Well, they didn’t adapt, that’s for sure. And for a modern-day variation on this scenario, look no further than the Associated Press.
In the Web 2.0 world, where bloggers often post snippets of other people’s work and then link to the full details, AP has gone the way of the cyber-dodo and filed multiple Digital Millennial Copyright Act (DMCA) takedown requests against bloggers.
The non-gobbledy-gook explanation: Claiming misuse of copyright, AP filed a complaint with the bloggers’ hosting companies. Because the DMCA is a guilty-until-proven-innocent law, the hosting companies had to comply.
Check out Mike Masnick‘s Techdirt analysis of the situation, a response to the AP by Rogers Cadenhead (one of the takedown-ees), and a pointedly funny response by Silicon Valley blogger Michael Arrington to get the full scoop.

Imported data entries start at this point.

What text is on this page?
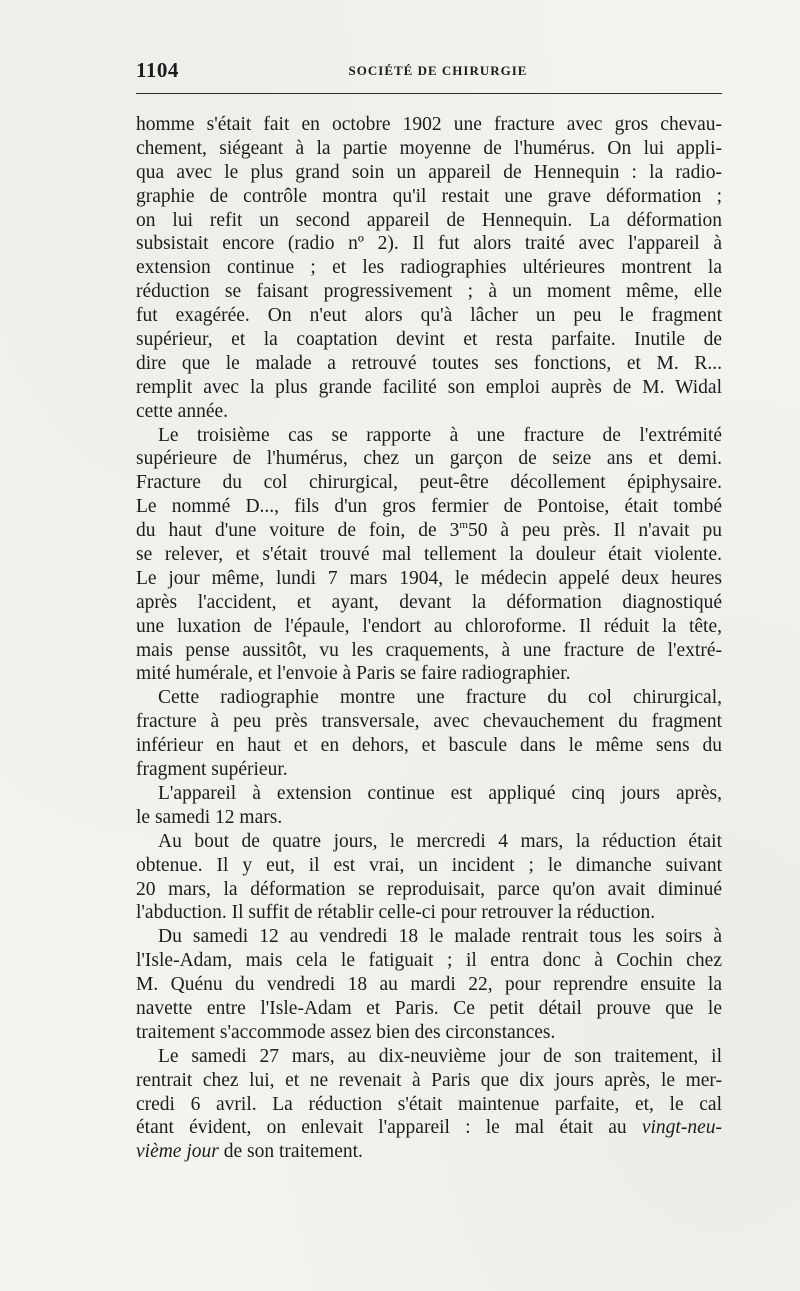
1104	SOCIÉTÉ DE CHIRURGIE
homme s'était fait en octobre 1902 une fracture avec gros chevau-
chement, siégeant à la partie moyenne de l'humérus. On lui appli-
qua avec le plus grand soin un appareil de Hennequin : la radio-
graphie de contrôle montra qu'il restait une grave déformation ;
on lui refit un second appareil de Hennequin. La déformation
subsistait encore (radio nº 2). Il fut alors traité avec l'appareil à
extension continue ; et les radiographies ultérieures montrent la
réduction se faisant progressivement ; à un moment même, elle
fut exagérée. On n'eut alors qu'à lâcher un peu le fragment
supérieur, et la coaptation devint et resta parfaite. Inutile de
dire que le malade a retrouvé toutes ses fonctions, et M. R...
remplit avec la plus grande facilité son emploi auprès de M. Widal
cette année.
Le troisième cas se rapporte à une fracture de l'extrémité
supérieure de l'humérus, chez un garçon de seize ans et demi.
Fracture du col chirurgical, peut-être décollement épiphysaire.
Le nommé D..., fils d'un gros fermier de Pontoise, était tombé
du haut d'une voiture de foin, de 3$^m$50 à peu près. Il n'avait pu
se relever, et s'était trouvé mal tellement la douleur était violente.
Le jour même, lundi 7 mars 1904, le médecin appelé deux heures
après l'accident, et ayant, devant la déformation diagnostiqué
une luxation de l'épaule, l'endort au chloroforme. Il réduit la tête,
mais pense aussitôt, vu les craquements, à une fracture de l'extré-
mité humérale, et l'envoie à Paris se faire radiographier.
Cette radiographie montre une fracture du col chirurgical,
fracture à peu près transversale, avec chevauchement du fragment
inférieur en haut et en dehors, et bascule dans le même sens du
fragment supérieur.
L'appareil à extension continue est appliqué cinq jours après,
le samedi 12 mars.
Au bout de quatre jours, le mercredi 4 mars, la réduction était
obtenue. Il y eut, il est vrai, un incident ; le dimanche suivant
20 mars, la déformation se reproduisait, parce qu'on avait diminué
l'abduction. Il suffit de rétablir celle-ci pour retrouver la réduction.
Du samedi 12 au vendredi 18 le malade rentrait tous les soirs à
l'Isle-Adam, mais cela le fatiguait ; il entra donc à Cochin chez
M. Quénu du vendredi 18 au mardi 22, pour reprendre ensuite la
navette entre l'Isle-Adam et Paris. Ce petit détail prouve que le
traitement s'accommode assez bien des circonstances.
Le samedi 27 mars, au dix-neuvième jour de son traitement, il
rentrait chez lui, et ne revenait à Paris que dix jours après, le mer-
credi 6 avril. La réduction s'était maintenue parfaite, et, le cal
étant évident, on enlevait l'appareil : le mal était au vingt-neu-
vième jour de son traitement.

Me, I think the whole thing about using a snippet in a blog and linking to the article is the high-tech equivalent of how we used to use footnotes and bibliographies, back in the days of secondary school. It’s a good thing no one from AP was sitting in any of my classrooms, waiting to sue me over a reference in a history paper, or takedown my final essay in civics. Sheesh, I’d have flunked if that were the case!
C’mon, AP. Adapt. Get with the new.
(Thanks to Kevin Skarritt at Acorn Creative for flagging the issue for us.)